Kitzinger and a friend drove to St. Pete Beach and the Don CeSar resort where director Paul Schrader was filming scenes for the sexy flop Forever Mine.
"Joseph Fiennes was in the movie, and he'd just done Shakespeare in Love, and I was, like, oooooh.," Kitzinger said during a telephone chat. "So, we spent every day watching the shoot, and getting to know some of the crew members. They let us back behind the scenes and I just got hooked.
"I'd never experienced anything like that before.(Filmmaking) was always something I had been interested in, but after that I really decided I wanted to pursue it."
Kitzinger graduated in 2000 from St. Pete High then studied at the University of Central Florida's film school for eight years before moving to Chicago to make movies. Hope for a Thorn is her first feature film.
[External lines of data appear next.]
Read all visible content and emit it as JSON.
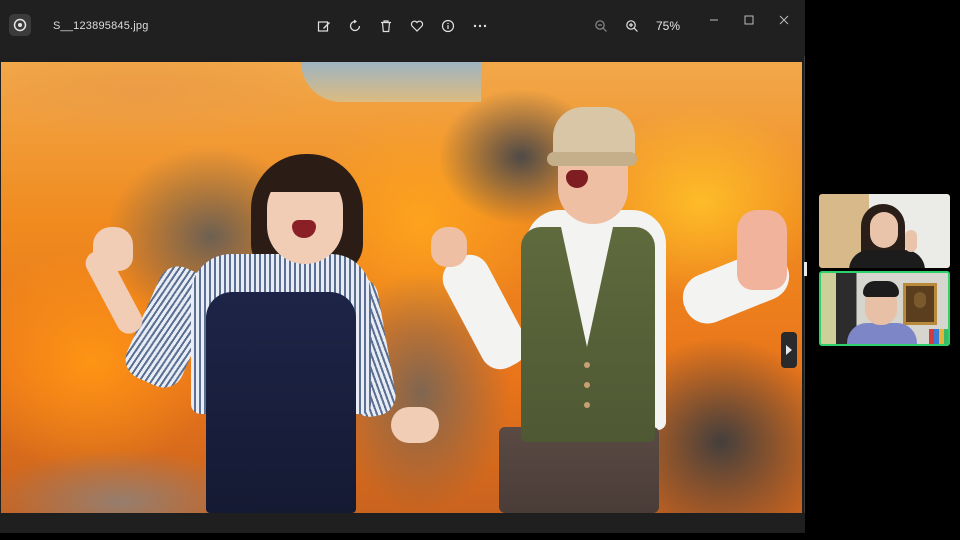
{
  "viewer": {
    "filename": "S__123895845.jpg",
    "zoom_level": "75%",
    "toolbar": {
      "icons": [
        "edit-image-icon",
        "rotate-icon",
        "delete-icon",
        "favorite-icon",
        "info-icon",
        "more-icon"
      ],
      "zoom_icons": [
        "zoom-out-icon",
        "zoom-in-icon"
      ]
    },
    "window_controls": [
      "minimize-icon",
      "maximize-icon",
      "close-icon"
    ]
  },
  "photo": {
    "description_colors": {
      "fire": "#f08b1f",
      "smoke": "#5a5a5c"
    }
  },
  "video_call": {
    "tiles": [
      "participant-1",
      "participant-2"
    ],
    "active_speaker_color": "#2fd16a"
  }
}
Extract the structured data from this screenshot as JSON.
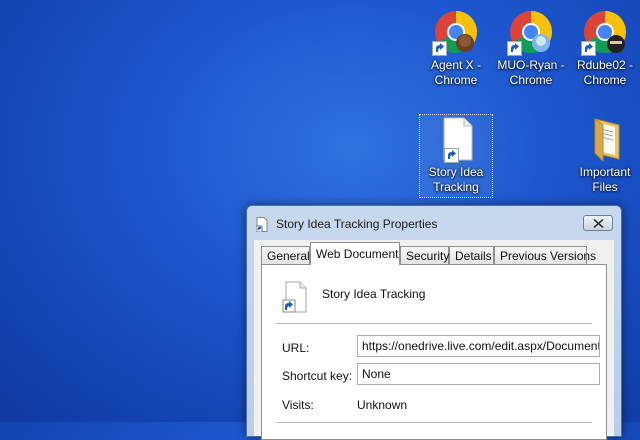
{
  "desktop": {
    "icons": [
      {
        "label_line1": "Agent X -",
        "label_line2": "Chrome",
        "icon": "chrome-icon"
      },
      {
        "label_line1": "MUO-Ryan -",
        "label_line2": "Chrome",
        "icon": "chrome-icon"
      },
      {
        "label_line1": "Rdube02 -",
        "label_line2": "Chrome",
        "icon": "chrome-icon"
      },
      {
        "label_line1": "Story Idea",
        "label_line2": "Tracking",
        "icon": "document-shortcut-icon"
      },
      {
        "label_line1": "Important",
        "label_line2": "Files",
        "icon": "folder-icon"
      }
    ]
  },
  "dialog": {
    "title": "Story Idea Tracking Properties",
    "tabs": [
      "General",
      "Web Document",
      "Security",
      "Details",
      "Previous Versions"
    ],
    "active_tab": "Web Document",
    "file_name": "Story Idea Tracking",
    "url_label": "URL:",
    "url_value": "https://onedrive.live.com/edit.aspx/Documents",
    "shortcut_label": "Shortcut key:",
    "shortcut_value": "None",
    "visits_label": "Visits:",
    "visits_value": "Unknown"
  },
  "colors": {
    "desktop_blue": "#1d57cf",
    "dialog_frame": "#c7d8ee"
  }
}
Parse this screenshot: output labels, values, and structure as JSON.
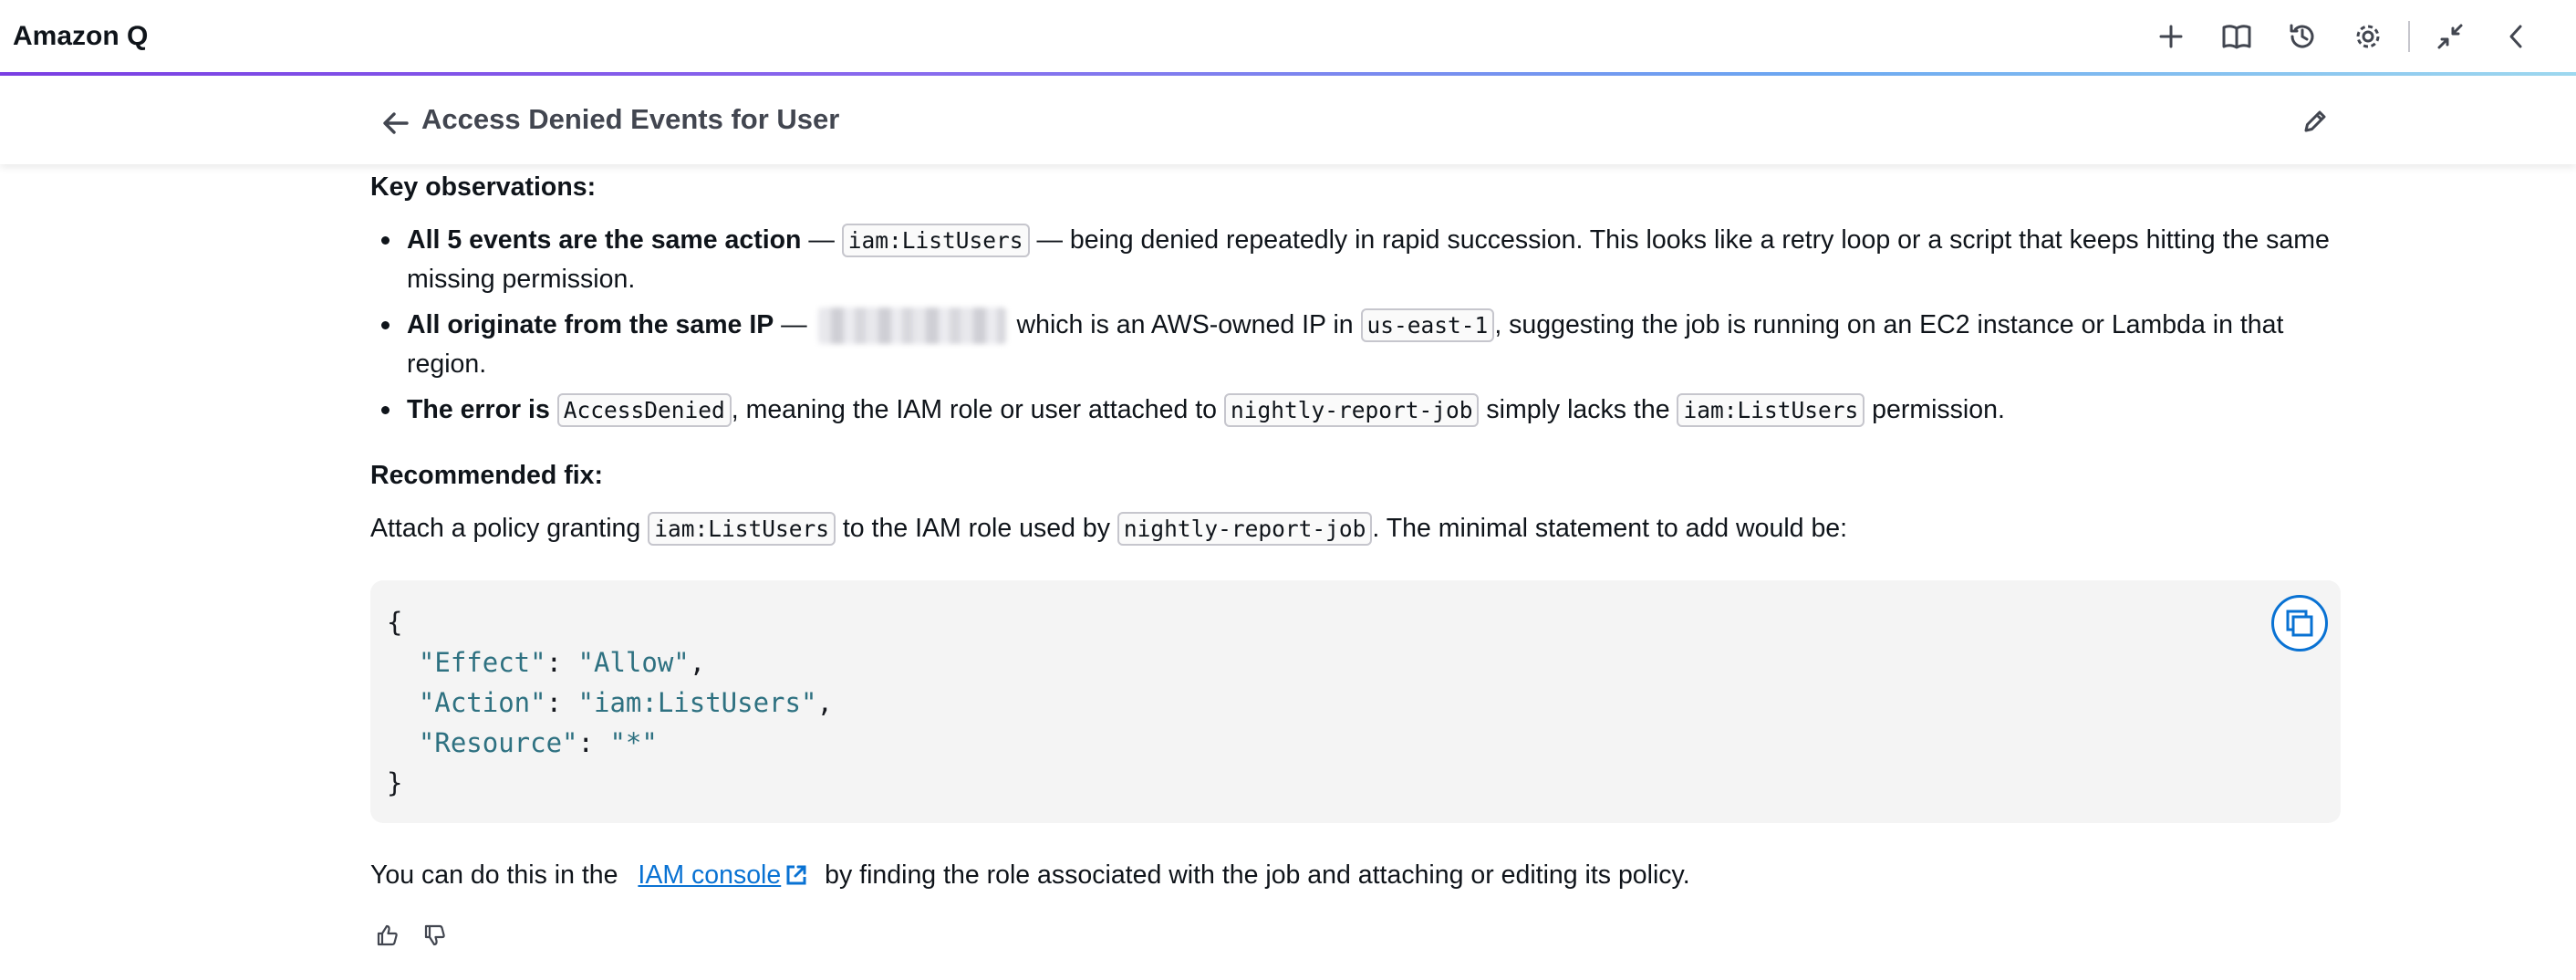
{
  "app": {
    "title": "Amazon Q"
  },
  "toolbar": {
    "icons": [
      "plus-icon",
      "book-icon",
      "history-icon",
      "gear-icon",
      "minimize-icon",
      "chevron-left-icon"
    ]
  },
  "conversation": {
    "title": "Access Denied Events for User"
  },
  "message": {
    "key_observations_heading": "Key observations:",
    "bullets": [
      {
        "bold": "All 5 events are the same action",
        "dash": " — ",
        "code1": "iam:ListUsers",
        "text": " — being denied repeatedly in rapid succession. This looks like a retry loop or a script that keeps hitting the same missing permission."
      },
      {
        "bold": "All originate from the same IP",
        "dash": " — ",
        "text1": " which is an AWS-owned IP in ",
        "code1": "us-east-1",
        "text2": ", suggesting the job is running on an EC2 instance or Lambda in that region."
      },
      {
        "bold": "The error is",
        "code1": "AccessDenied",
        "text1": ", meaning the IAM role or user attached to ",
        "code2": "nightly-report-job",
        "text2": " simply lacks the ",
        "code3": "iam:ListUsers",
        "text3": " permission."
      }
    ],
    "recommended_fix_heading": "Recommended fix:",
    "fix_paragraph": {
      "t1": "Attach a policy granting ",
      "code1": "iam:ListUsers",
      "t2": " to the IAM role used by ",
      "code2": "nightly-report-job",
      "t3": ". The minimal statement to add would be:"
    },
    "code_block": {
      "open": "{",
      "lines": [
        {
          "key": "\"Effect\"",
          "value": "\"Allow\"",
          "trail": ","
        },
        {
          "key": "\"Action\"",
          "value": "\"iam:ListUsers\"",
          "trail": ","
        },
        {
          "key": "\"Resource\"",
          "value": "\"*\"",
          "trail": ""
        }
      ],
      "close": "}"
    },
    "closing": {
      "t1": "You can do this in the ",
      "link": "IAM console",
      "t2": " by finding the role associated with the job and attaching or editing its policy."
    }
  },
  "colors": {
    "accent": "#0972d3",
    "code_string": "#2e7181",
    "gradient_start": "#7b3fe4",
    "gradient_end": "#9fd9f0"
  }
}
"It was very important to me to make a female-oriented film," Kitzinger said. "There are so many movies about women in terms of their relationships with men -- the wife, whatever -- but I wanted to focus on women and their relationships with each other.
"The film is about a troubled widow who finds herself as the guardian of the granddaughter she had never met. They're both hiding loss, loneliness and madness, and they're forced to confront their pasts, and rely on each other for redemption. So, it's about family, love, grief, regret and second chances."
Hope for a Thorn debuted in October, 2009 at L.A.s Femme Film Festival where it earned Kitzinger an award for best director. "That was fantastic," she said. "I'm not used to winning things. It's nice validation when people are responding to it."
Hope for a Thorn will be shown a the Gasparilla festival on Mar. 20 at 1 p.m. at Cinebistro in Tampa's Hyde Park shopping district. Tickets are available online at the festival Web site.